Microsoft is hiring for the Applied Sciences Internship, a hands-on opportunity focused on machine learning, large-scale datasets, and scalable AI systems. This article explains the role’s core responsibilities in detail and clarifies the academic eligibility requirements. Read on to understand how responsibilities like prototyping, data preparation, experiment design, and supervised model adaptation come together in this internship.
Role and Responsibilities
This internship centers on practical applied-science work across algorithms, data, and prototype systems. Key responsibilities are interconnected and emphasize iteration, collaboration, and scalable solutions:
- Analyze and improve performance of advanced algorithms on large-scale datasets and machine learning applications — work focuses on measuring algorithm behavior on real datasets and driving performance improvements for production-relevant ML applications.
- Translate product scenarios into ML tasks, design experiments for iteration and optimization — responsibilities include converting product needs into concrete machine learning tasks and setting up experiments to iterate and optimize solutions.
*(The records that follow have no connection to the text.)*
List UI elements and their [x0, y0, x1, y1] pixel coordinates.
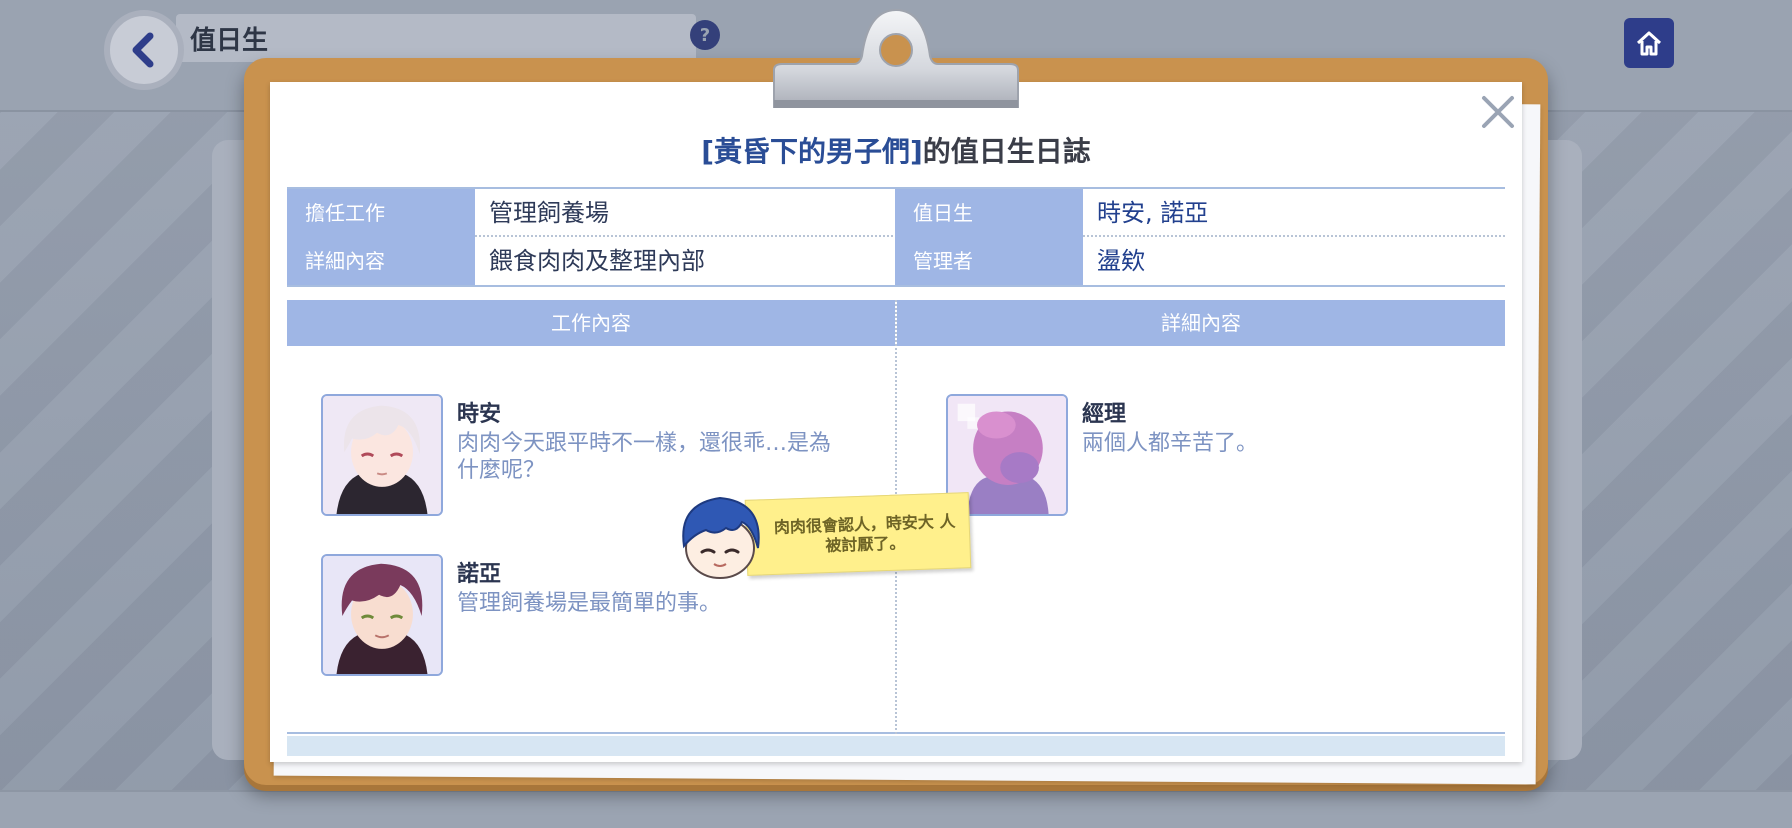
- clipboard-clip-icon: [773, 8, 1019, 108]
- close-icon[interactable]: [1478, 92, 1518, 132]
- entry-message: 管理飼養場是最簡單的事。: [457, 591, 722, 616]
- dialog-title: [黃昏下的男子們]的值日生日誌: [270, 130, 1522, 170]
- background-screen-title: 值日生: [190, 26, 269, 56]
- back-arrow-icon: [104, 10, 184, 90]
- entry-name: 時安: [457, 402, 502, 427]
- left-column-header: 工作內容: [287, 300, 895, 346]
- home-icon: [1624, 18, 1674, 68]
- info-row: 擔任工作 管理飼養場 值日生 時安, 諾亞: [287, 189, 1505, 237]
- detail-label: 詳細內容: [287, 237, 475, 285]
- entry-message: 兩個人都辛苦了。: [1082, 431, 1259, 456]
- info-table: 擔任工作 管理飼養場 值日生 時安, 諾亞 詳細內容 餵食肉肉及整理內部 管理者…: [287, 187, 1505, 287]
- question-icon: ?: [690, 20, 720, 50]
- duty-value: 時安, 諾亞: [1097, 199, 1209, 227]
- job-value: 管理飼養場: [489, 199, 609, 227]
- sticky-note-text: 肉肉很會認人，時安大 人被討厭了。: [773, 511, 956, 556]
- manager-value: 盪欸: [1097, 247, 1145, 275]
- manager-label: 管理者: [895, 237, 1083, 285]
- right-column-header: 詳細內容: [897, 300, 1505, 346]
- dialog-title-highlight: [黃昏下的男子們]: [701, 135, 923, 168]
- detail-value: 餵食肉肉及整理內部: [489, 247, 705, 275]
- entry-message: 肉肉今天跟平時不一樣，還很乖…是為什麼呢？: [457, 431, 832, 483]
- entry-name: 經理: [1082, 402, 1127, 427]
- avatar: [321, 394, 443, 516]
- job-label: 擔任工作: [287, 189, 475, 237]
- avatar: [321, 554, 443, 676]
- chibi-character-icon: [682, 496, 760, 579]
- background-bottom-bar: [0, 790, 1792, 828]
- entry-name: 諾亞: [457, 562, 502, 587]
- info-row: 詳細內容 餵食肉肉及整理內部 管理者 盪欸: [287, 237, 1505, 285]
- sticky-note: 肉肉很會認人，時安大 人被討厭了。: [744, 492, 972, 576]
- dialog-title-rest: 的值日生日誌: [922, 135, 1091, 168]
- duty-label: 值日生: [895, 189, 1083, 237]
- paper-footer-band: [287, 736, 1505, 756]
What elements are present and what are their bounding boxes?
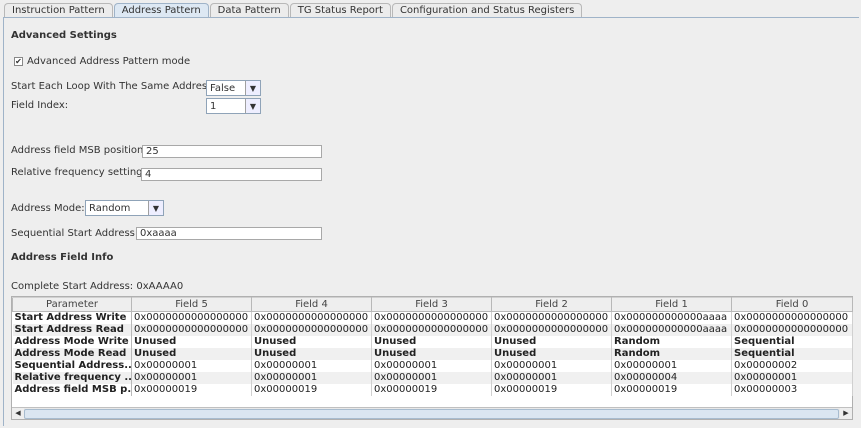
field-cell[interactable]: Unused [131, 347, 252, 360]
chevron-down-icon[interactable]: ▼ [245, 81, 260, 95]
tab-config-status-registers[interactable]: Configuration and Status Registers [391, 3, 583, 18]
scrollbar-thumb[interactable] [24, 409, 839, 419]
field-cell[interactable]: 0x00000001 [491, 359, 612, 372]
address-mode-value: Random [89, 203, 131, 214]
address-field-table: Parameter Field 5 Field 4 Field 3 Field 2 Fie… [12, 297, 853, 396]
field-cell[interactable]: 0x00000001 [371, 359, 492, 372]
field-cell[interactable]: 0x0000000000000000 [131, 311, 252, 324]
field-cell[interactable]: Unused [251, 335, 372, 348]
field-cell[interactable]: 0x0000000000000000 [251, 323, 372, 336]
table-row[interactable]: Relative frequency ... 0x00000001 0x000000… [12, 371, 853, 384]
field-cell[interactable]: 0x00000001 [611, 359, 732, 372]
field-index-label: Field Index: [11, 100, 69, 111]
parameter-cell[interactable]: Sequential Address... [12, 359, 132, 372]
chevron-down-icon[interactable]: ▼ [148, 201, 163, 215]
tab-bar: Instruction Pattern Address Pattern Data… [4, 3, 583, 18]
field-cell[interactable]: 0x00000019 [611, 383, 732, 396]
field-cell[interactable]: 0x00000001 [251, 359, 372, 372]
field-cell[interactable]: Unused [371, 335, 492, 348]
table-row[interactable]: Address Mode Read Unused Unused Unused Unuse… [12, 347, 853, 360]
field-cell[interactable]: 0x0000000000000000 [731, 323, 853, 336]
advanced-settings-heading: Advanced Settings [11, 30, 117, 41]
field-cell[interactable]: 0x00000001 [251, 371, 372, 384]
field-cell[interactable]: 0x00000001 [371, 371, 492, 384]
field-cell[interactable]: 0x0000000000000000 [731, 311, 853, 324]
field-cell[interactable]: 0x0000000000000000 [371, 311, 492, 324]
field-cell[interactable]: 0x00000004 [611, 371, 732, 384]
field-cell[interactable]: Random [611, 347, 732, 360]
field-cell[interactable]: 0x000000000000aaaa [611, 323, 732, 336]
parameter-cell[interactable]: Address Mode Read [12, 347, 132, 360]
field-cell[interactable]: Unused [491, 335, 612, 348]
field-cell[interactable]: 0x00000019 [251, 383, 372, 396]
tab-data-pattern[interactable]: Data Pattern [209, 3, 289, 18]
field-cell[interactable]: Unused [131, 335, 252, 348]
chevron-down-icon[interactable]: ▼ [245, 99, 260, 113]
address-field-info-heading: Address Field Info [11, 252, 114, 263]
address-mode-label: Address Mode: [11, 203, 85, 214]
table-row[interactable]: Address field MSB p... 0x00000019 0x000000… [12, 383, 853, 396]
field-cell[interactable]: 0x0000000000000000 [371, 323, 492, 336]
same-address-label: Start Each Loop With The Same Address: [11, 81, 216, 92]
tab-tg-status-report[interactable]: TG Status Report [289, 3, 391, 18]
field-cell[interactable]: 0x00000003 [731, 383, 853, 396]
field-cell[interactable]: 0x00000001 [491, 371, 612, 384]
field-cell[interactable]: Unused [251, 347, 372, 360]
field-cell[interactable]: 0x00000019 [371, 383, 492, 396]
parameter-cell[interactable]: Start Address Read [12, 323, 132, 336]
field-cell[interactable]: Sequential [731, 347, 853, 360]
field-cell[interactable]: 0x0000000000000000 [251, 311, 372, 324]
column-header[interactable]: Field 2 [491, 297, 612, 312]
same-address-value: False [210, 83, 236, 94]
parameter-cell[interactable]: Start Address Write [12, 311, 132, 324]
field-cell[interactable]: 0x0000000000000000 [491, 311, 612, 324]
table-row[interactable]: Start Address Write 0x0000000000000000 0x0… [12, 311, 853, 324]
field-cell[interactable]: 0x00000001 [131, 359, 252, 372]
same-address-select[interactable]: False ▼ [206, 80, 261, 96]
field-cell[interactable]: 0x00000001 [131, 371, 252, 384]
table-row[interactable]: Start Address Read 0x0000000000000000 0x00… [12, 323, 853, 336]
parameter-cell[interactable]: Address field MSB p... [12, 383, 132, 396]
table-row[interactable]: Address Mode Write Unused Unused Unused Unus… [12, 335, 853, 348]
field-index-value: 1 [210, 101, 217, 112]
tab-instruction-pattern[interactable]: Instruction Pattern [4, 3, 113, 18]
field-cell[interactable]: Unused [491, 347, 612, 360]
table-row[interactable]: Sequential Address... 0x00000001 0x0000000… [12, 359, 853, 372]
advanced-mode-label: Advanced Address Pattern mode [27, 56, 191, 67]
freq-label: Relative frequency setting: [11, 167, 146, 178]
field-cell[interactable]: Random [611, 335, 732, 348]
field-cell[interactable]: 0x00000019 [131, 383, 252, 396]
parameter-cell[interactable]: Relative frequency ... [12, 371, 132, 384]
column-header[interactable]: Field 1 [611, 297, 732, 312]
field-cell[interactable]: Unused [371, 347, 492, 360]
address-mode-select[interactable]: Random ▼ [85, 200, 164, 216]
complete-start-address: Complete Start Address: 0xAAAA0 [11, 281, 184, 292]
field-cell[interactable]: 0x000000000000aaaa [611, 311, 732, 324]
advanced-mode-checkbox[interactable]: ✔ [14, 57, 23, 66]
msb-input[interactable]: 25 [142, 145, 322, 158]
column-header[interactable]: Field 0 [731, 297, 853, 312]
column-header[interactable]: Parameter [12, 297, 132, 312]
field-cell[interactable]: 0x00000001 [731, 371, 853, 384]
scroll-left-icon[interactable]: ◀ [12, 408, 24, 419]
field-cell[interactable]: 0x0000000000000000 [491, 323, 612, 336]
msb-label: Address field MSB position: [11, 145, 147, 156]
field-cell[interactable]: Sequential [731, 335, 853, 348]
parameter-cell[interactable]: Address Mode Write [12, 335, 132, 348]
tab-address-pattern[interactable]: Address Pattern [113, 3, 209, 18]
column-header[interactable]: Field 4 [251, 297, 372, 312]
freq-input[interactable]: 4 [141, 168, 322, 181]
field-cell[interactable]: 0x0000000000000000 [131, 323, 252, 336]
column-header[interactable]: Field 3 [371, 297, 492, 312]
field-index-select[interactable]: 1 ▼ [206, 98, 261, 114]
horizontal-scrollbar[interactable]: ◀ ▶ [12, 407, 852, 419]
field-cell[interactable]: 0x00000019 [491, 383, 612, 396]
scroll-right-icon[interactable]: ▶ [840, 408, 852, 419]
seq-start-input[interactable]: 0xaaaa [136, 227, 322, 240]
seq-start-label: Sequential Start Address: [11, 228, 139, 239]
field-cell[interactable]: 0x00000002 [731, 359, 853, 372]
column-header[interactable]: Field 5 [131, 297, 252, 312]
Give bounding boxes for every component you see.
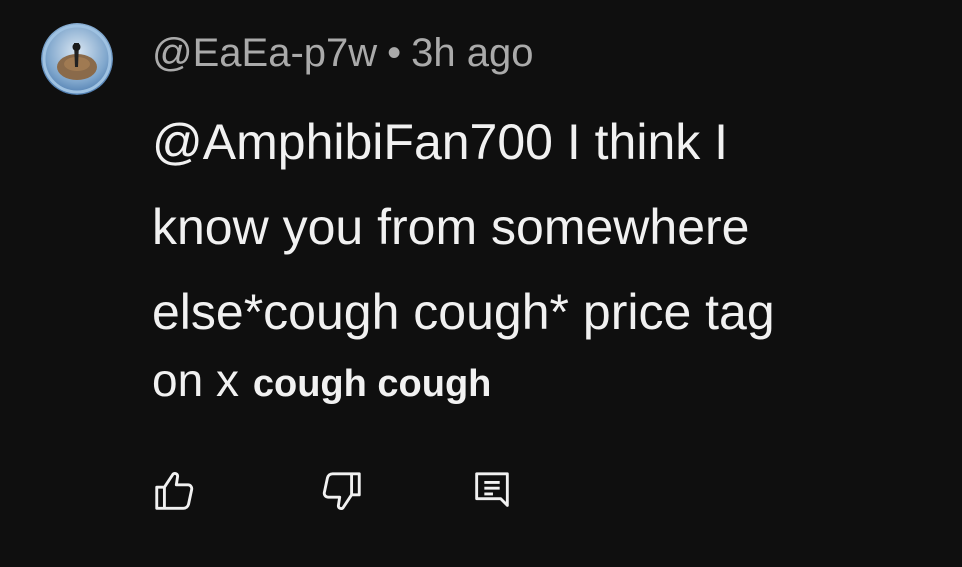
avatar-image: [41, 23, 113, 95]
like-button[interactable]: [150, 467, 198, 515]
reply-comment-icon: [475, 472, 509, 507]
thumbs-down-icon: [322, 472, 361, 510]
dislike-button[interactable]: [318, 467, 366, 515]
timestamp[interactable]: 3h ago: [411, 31, 533, 75]
reply-button[interactable]: [468, 467, 516, 515]
comment-text-line: know you from somewhere: [152, 199, 750, 255]
meta-separator: •: [387, 31, 402, 75]
comment-text-line: @AmphibiFan700 I think I: [152, 114, 729, 170]
comment-text-fragment: cough cough: [252, 363, 492, 405]
comment-text-fragment: on x: [152, 354, 239, 406]
comment-text-line: else*cough cough* price tag: [152, 284, 775, 340]
author-handle[interactable]: @EaEa-p7w: [152, 31, 377, 75]
comment-text-line: on x cough cough: [152, 349, 942, 409]
comment-meta: @EaEa-p7w • 3h ago: [152, 27, 534, 79]
thumbs-up-icon: [155, 472, 194, 510]
avatar[interactable]: [41, 23, 113, 95]
comment-text: @AmphibiFan700 I think I know you from s…: [152, 100, 942, 409]
comment: @EaEa-p7w • 3h ago @AmphibiFan700 I think …: [0, 0, 962, 567]
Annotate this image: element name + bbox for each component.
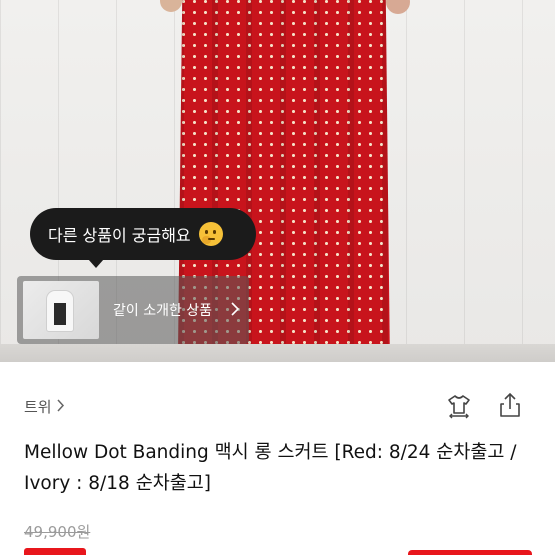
model-hand-right (386, 0, 410, 14)
tooltip-text: 다른 상품이 궁금해요 (48, 226, 191, 245)
sale-price (24, 548, 86, 555)
chevron-right-icon (230, 301, 240, 320)
related-products-label: 같이 소개한 상품 (113, 303, 213, 319)
thinking-face-icon (198, 222, 223, 246)
seller-link[interactable]: 트위 (24, 396, 65, 417)
product-photo[interactable]: 다른 상품이 궁금해요 같이 소개한 상품 (0, 0, 555, 362)
model-hand-left (160, 0, 182, 12)
share-icon (497, 391, 523, 423)
other-products-tooltip[interactable]: 다른 상품이 궁금해요 (30, 208, 256, 268)
chevron-right-icon (56, 398, 65, 416)
related-product-thumbnail (23, 281, 99, 339)
closet-hanger-button[interactable] (444, 392, 474, 422)
original-price: 49,900원 (24, 523, 91, 541)
product-title: Mellow Dot Banding 맥시 롱 스커트 [Red: 8/24 순… (24, 442, 517, 494)
buy-button[interactable] (408, 550, 532, 555)
share-button[interactable] (495, 392, 525, 422)
floor-baseboard (0, 344, 555, 362)
related-products-banner[interactable]: 같이 소개한 상품 (17, 276, 249, 344)
seller-name: 트위 (24, 398, 52, 416)
closet-hanger-icon (445, 391, 473, 423)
- Implement prototypes of scalable AI systems — develop prototype implementations that demonstrate scalable approaches to the ML problems derived from product scenarios.
- Prepare and review data for analysis, address data quality issues — responsibilities cover preparing datasets for analytical use and tackling data quality concerns that affect modeling and evaluation.
- Assist development of usable datasets and support scaling of feature ideation and data preparation — support the creation of usable datasets and help scale processes for feature ideation and data preparation across projects.
- Adapt cleaned data for machine learning under senior supervision — after data cleaning, adapt datasets for ML model consumption while working under senior guidance.
- Learn and apply research techniques; share knowledge with team members — the role involves applying research methods to tasks and communicating findings with peers to contribute to team learning.
Eligibility and Internship Details
The internship is designed for students who are actively pursuing relevant undergraduate study and will remain enrolled after the internship. Eligibility and academic expectations are:
- Currently pursuing a Bachelor’s degree in Statistics, Econometrics, Computer Science, Electrical or Computer Engineering, or related field — candidates must be enrolled in one of the specified technical disciplines or a closely related area.
- Must have at least 1 quarter/semester remaining after the internship — candidates are required to continue their academic program for at least one academic period following completion of the internship.
Together, these requirements ensure interns can engage in the full cycle of applied-science work—data preparation, experiment design, prototyping, and knowledge sharing—while receiving senior supervision and contributing to scalable ML solutions.
Conclusion
Microsoft’s Applied Sciences Internship emphasizes hands-on machine learning work: analyzing and improving algorithms on large-scale datasets, translating product scenarios into ML tasks, prototyping scalable AI systems, and preparing data for analysis under senior supervision. Eligible candidates must be pursuing a relevant Bachelor’s degree and have at least one quarter or semester remaining after the internship. This role offers structured exposure to applied research and scalable ML development.